I was thinking of starting a thread for investing in a changing macroeconomic environment.
In developed economies, public and private debt is reaching unsustainable levels, and the macro picture is therefore changing. In developed economies, public debt has been swelling for the past 20 years, and zombie companies are the new normal. In Western democracies, real repayment of debts seems unlikely. Central banks’ and governments’ economic policies aim for economic growth to reduce this debt burden. If growth fails, inflation/stagflation may potentially reduce the debt-to-GDP ratio to a more sustainable level.
Which asset classes should one invest in in these environments? Why? What different indicators should be monitored to detect this development in time? I’ve outlined some of my own thoughts here.

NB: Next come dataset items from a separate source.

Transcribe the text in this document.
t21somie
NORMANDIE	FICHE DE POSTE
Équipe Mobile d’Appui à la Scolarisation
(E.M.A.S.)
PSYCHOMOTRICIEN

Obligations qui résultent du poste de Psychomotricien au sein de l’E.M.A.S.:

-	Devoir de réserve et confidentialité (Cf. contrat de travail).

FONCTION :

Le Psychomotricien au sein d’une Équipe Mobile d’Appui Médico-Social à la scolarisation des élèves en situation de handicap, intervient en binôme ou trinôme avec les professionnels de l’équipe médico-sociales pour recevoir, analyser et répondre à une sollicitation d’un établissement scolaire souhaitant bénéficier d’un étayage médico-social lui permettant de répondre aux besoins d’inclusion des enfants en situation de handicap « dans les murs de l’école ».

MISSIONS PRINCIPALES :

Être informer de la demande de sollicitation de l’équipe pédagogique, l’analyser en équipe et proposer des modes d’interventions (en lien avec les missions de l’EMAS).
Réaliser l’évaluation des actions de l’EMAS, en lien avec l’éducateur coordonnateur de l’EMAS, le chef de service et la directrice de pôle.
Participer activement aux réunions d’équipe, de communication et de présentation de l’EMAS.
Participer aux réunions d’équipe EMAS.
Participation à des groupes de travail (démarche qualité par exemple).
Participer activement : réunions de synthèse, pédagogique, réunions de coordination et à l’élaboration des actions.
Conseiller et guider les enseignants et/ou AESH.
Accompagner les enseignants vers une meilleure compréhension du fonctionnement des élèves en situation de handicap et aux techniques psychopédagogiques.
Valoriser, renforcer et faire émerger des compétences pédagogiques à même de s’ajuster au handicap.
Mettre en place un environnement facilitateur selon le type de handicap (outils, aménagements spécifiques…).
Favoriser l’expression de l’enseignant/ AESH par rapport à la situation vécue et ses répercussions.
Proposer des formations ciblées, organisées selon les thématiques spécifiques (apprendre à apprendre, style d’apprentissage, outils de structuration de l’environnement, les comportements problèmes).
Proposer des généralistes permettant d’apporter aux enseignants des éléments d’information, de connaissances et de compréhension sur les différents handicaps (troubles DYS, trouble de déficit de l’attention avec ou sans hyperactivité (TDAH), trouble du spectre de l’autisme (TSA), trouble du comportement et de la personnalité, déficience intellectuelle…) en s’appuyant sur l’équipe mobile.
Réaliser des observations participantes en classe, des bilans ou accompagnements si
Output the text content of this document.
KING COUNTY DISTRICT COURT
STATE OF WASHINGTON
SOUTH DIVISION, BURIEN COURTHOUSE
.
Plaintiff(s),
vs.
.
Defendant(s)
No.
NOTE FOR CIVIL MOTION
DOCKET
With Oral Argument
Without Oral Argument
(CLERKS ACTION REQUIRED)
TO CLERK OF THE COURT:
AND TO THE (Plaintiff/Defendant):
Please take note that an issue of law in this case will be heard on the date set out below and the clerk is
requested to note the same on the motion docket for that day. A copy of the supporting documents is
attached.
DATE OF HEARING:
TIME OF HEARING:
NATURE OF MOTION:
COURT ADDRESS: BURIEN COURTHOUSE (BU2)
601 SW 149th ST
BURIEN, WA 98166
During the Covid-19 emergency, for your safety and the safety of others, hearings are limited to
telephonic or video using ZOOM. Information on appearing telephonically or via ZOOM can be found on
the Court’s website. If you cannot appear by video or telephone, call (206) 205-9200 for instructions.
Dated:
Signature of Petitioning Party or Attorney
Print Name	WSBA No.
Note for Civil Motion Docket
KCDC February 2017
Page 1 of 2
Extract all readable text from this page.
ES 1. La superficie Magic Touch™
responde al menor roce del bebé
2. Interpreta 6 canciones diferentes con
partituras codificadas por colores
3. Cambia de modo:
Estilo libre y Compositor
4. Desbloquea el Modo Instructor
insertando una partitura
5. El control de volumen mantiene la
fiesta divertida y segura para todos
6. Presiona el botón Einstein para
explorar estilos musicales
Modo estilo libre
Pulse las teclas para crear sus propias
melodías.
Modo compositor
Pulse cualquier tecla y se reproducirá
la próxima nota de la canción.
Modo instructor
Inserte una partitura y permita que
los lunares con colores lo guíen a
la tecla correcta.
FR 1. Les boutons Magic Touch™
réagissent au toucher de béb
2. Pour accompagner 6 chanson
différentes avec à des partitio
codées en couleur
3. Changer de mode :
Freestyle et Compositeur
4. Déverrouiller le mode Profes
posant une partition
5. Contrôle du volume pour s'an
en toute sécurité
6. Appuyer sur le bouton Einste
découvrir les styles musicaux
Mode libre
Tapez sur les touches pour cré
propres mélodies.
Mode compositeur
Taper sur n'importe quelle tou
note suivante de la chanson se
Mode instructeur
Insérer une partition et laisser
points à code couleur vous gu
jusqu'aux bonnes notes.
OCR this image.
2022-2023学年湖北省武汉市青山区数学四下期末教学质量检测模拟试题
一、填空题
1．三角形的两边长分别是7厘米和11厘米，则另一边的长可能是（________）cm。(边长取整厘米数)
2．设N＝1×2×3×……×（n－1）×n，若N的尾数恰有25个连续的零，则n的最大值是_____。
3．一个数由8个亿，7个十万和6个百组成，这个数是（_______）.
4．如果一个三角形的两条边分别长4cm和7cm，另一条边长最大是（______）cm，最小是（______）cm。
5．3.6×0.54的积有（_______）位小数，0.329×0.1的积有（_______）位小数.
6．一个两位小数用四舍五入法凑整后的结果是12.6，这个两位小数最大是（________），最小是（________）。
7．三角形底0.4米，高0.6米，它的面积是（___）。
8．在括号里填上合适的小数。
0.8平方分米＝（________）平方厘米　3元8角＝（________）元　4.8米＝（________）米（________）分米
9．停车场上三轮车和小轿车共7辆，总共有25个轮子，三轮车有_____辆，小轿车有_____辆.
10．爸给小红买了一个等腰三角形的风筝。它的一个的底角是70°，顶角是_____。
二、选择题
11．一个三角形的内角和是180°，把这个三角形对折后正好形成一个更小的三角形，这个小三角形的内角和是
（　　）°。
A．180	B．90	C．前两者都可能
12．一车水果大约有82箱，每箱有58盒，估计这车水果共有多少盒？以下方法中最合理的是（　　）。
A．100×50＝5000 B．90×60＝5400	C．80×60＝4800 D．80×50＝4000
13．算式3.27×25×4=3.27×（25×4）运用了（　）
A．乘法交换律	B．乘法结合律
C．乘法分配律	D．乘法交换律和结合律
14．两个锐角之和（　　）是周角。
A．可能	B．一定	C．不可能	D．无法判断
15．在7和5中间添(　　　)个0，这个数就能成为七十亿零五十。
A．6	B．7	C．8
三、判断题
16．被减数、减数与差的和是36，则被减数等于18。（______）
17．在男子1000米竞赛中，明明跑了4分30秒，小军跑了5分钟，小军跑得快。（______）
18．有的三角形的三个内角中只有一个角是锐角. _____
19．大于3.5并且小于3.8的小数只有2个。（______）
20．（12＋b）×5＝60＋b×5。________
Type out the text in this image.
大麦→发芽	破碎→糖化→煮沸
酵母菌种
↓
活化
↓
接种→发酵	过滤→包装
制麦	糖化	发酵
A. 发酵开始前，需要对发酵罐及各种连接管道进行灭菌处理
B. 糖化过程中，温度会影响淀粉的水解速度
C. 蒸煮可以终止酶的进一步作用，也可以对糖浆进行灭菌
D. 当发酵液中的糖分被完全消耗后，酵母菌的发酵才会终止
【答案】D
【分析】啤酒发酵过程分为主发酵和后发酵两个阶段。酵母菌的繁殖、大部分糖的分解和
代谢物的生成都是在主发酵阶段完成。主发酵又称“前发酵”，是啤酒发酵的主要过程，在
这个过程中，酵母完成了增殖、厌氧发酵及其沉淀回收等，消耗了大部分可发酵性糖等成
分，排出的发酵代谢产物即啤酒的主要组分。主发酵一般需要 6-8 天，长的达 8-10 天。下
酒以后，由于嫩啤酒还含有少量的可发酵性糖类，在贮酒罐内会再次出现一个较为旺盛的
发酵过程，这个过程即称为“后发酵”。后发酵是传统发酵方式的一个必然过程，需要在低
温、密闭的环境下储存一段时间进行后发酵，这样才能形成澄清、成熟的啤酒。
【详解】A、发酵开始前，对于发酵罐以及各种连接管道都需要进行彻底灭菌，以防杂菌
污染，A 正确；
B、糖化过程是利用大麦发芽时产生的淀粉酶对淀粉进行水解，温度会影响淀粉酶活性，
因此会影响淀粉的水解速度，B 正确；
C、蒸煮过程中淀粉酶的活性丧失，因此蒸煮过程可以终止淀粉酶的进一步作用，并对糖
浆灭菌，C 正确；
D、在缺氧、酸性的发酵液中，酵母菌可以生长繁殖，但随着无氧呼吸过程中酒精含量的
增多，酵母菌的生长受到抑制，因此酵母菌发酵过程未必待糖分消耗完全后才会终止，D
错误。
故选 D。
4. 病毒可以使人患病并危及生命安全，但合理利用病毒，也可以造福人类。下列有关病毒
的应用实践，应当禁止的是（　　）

Please correct and supplement!
Weakening inflation:
- bonds
- growth stocks
Deflation:
- cash/deposits
- bonds
- growth stocks
Transition from deflation to inflation/stagflation + central bank yield curve control:
- value stocks
- commodities/precious metals and their producers
- real estate investments
- leveraging debt
- emerging markets
Transition from deflation to inflation/stagflation + rising interest rates:
- value stocks
- commodities/precious metals and their producers
- leveraging fixed-rate debt
Inflation/stagflation:
- commodities/precious metals and their producers
- stocks of companies with pricing power, especially companies whose cost structure does not rise with inflation. E.g., energy producers?
- stock markets of economies benefiting from rising commodity prices. E.g., Russian stock markets?